Потом он садится, мигает своими глазками и говорит:
- Э, сынок, я всего лишь старый и больной человек. Но чем может помочь старый и больной человек тебе, постигшему все науки?
Никаких особенных благ мне не нужно. Нужно лишь, его снисхождение к нам, грешным, ибо кому мы можем быть судьями здесь, на этом свете?
Он полностью одобряет мой тезис о неподсудности и снисхождении. Сидит, кротко кивает головой.
Ах, как было бы славно, чтобы достопочтенный пастор сидел бы вот так и размышлял о спасении души не обращая внимания на то, сколько времени задержится Маргарита Реалдо в исповедальне. А об остальном позаботимся мы с Лучиано - в церкви святой Анны несколько выходов. Маргарита исповедуется каждую пятницу…
Пастор Фром задумывается. Скорее всего прикидывает на незримых весах вес моих кошелей и тяжесть грехов - будущих грехов вдовы. Думает он долго, несколько раз пригубляя бокал, пока наконец не принимает решение;
- Я, сынок, человек старый, больной. Глаза мои видят неважно, да и со слухом все хуже и хуже. Но в одном я согласен с тобой, вельми ученый муж. Надлежит прощать кающихся!
Все, что сказало о слабеющем зрении и неважном слухе, - ясно. Мы, кажется, столковались, А дальше? Пастор улыбается, в его глазах лукавые чертики.
- Сынок, - говорит он, - золото твое употребится на помощь нищим. Мне оно не нужно. Зачем мне золото, рассуди? Все мы грешны, и да пусть нас судит Тот, кто единственный имеет право судить. Мы же в смирении своем да накормим голодного, да оденем раздетого!

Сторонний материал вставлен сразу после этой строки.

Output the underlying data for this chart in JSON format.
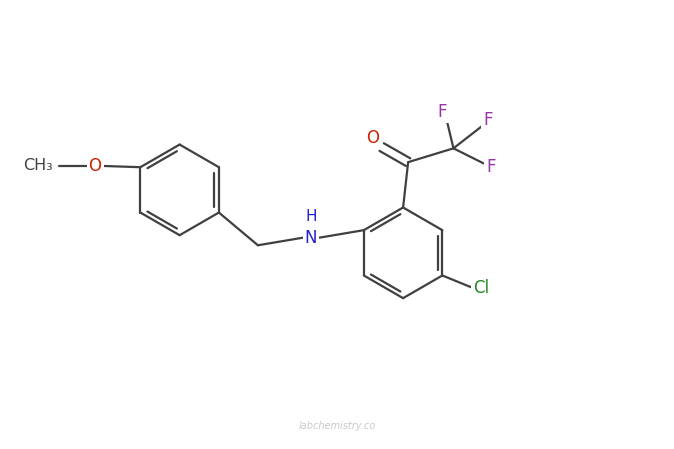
{
  "background_color": "#ffffff",
  "bond_color": "#404040",
  "atom_colors": {
    "O": "#cc2200",
    "N": "#2222cc",
    "F": "#9933aa",
    "Cl": "#228822",
    "H": "#404040",
    "C": "#404040"
  },
  "font_size": 12,
  "watermark": "labchemistry.co",
  "figsize": [
    6.74,
    4.49
  ],
  "dpi": 100
}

Его рассуждения мне представляются не лишенными смысла. Я начинаю понимать, что он довольно умен, умнее, нежели я предполагал. С ним или без него - Лучиано наделает глупостей. И Маргарита не оттолкнет его. Пусть грешная любовь заплатит свои долги людям, беднякам, что едят просяной хлеб и облачены в пеньковые рубашки. А господь знает свое дело. Впрочем, я с удовольствием замечаю: не исключено, что пастор верит в бога столько же, сколько и я.
Пьем вино, молчим.
- Сынок, - начинает снова пастор, - что-то в последнее время не видно твоего друга в божьей обители.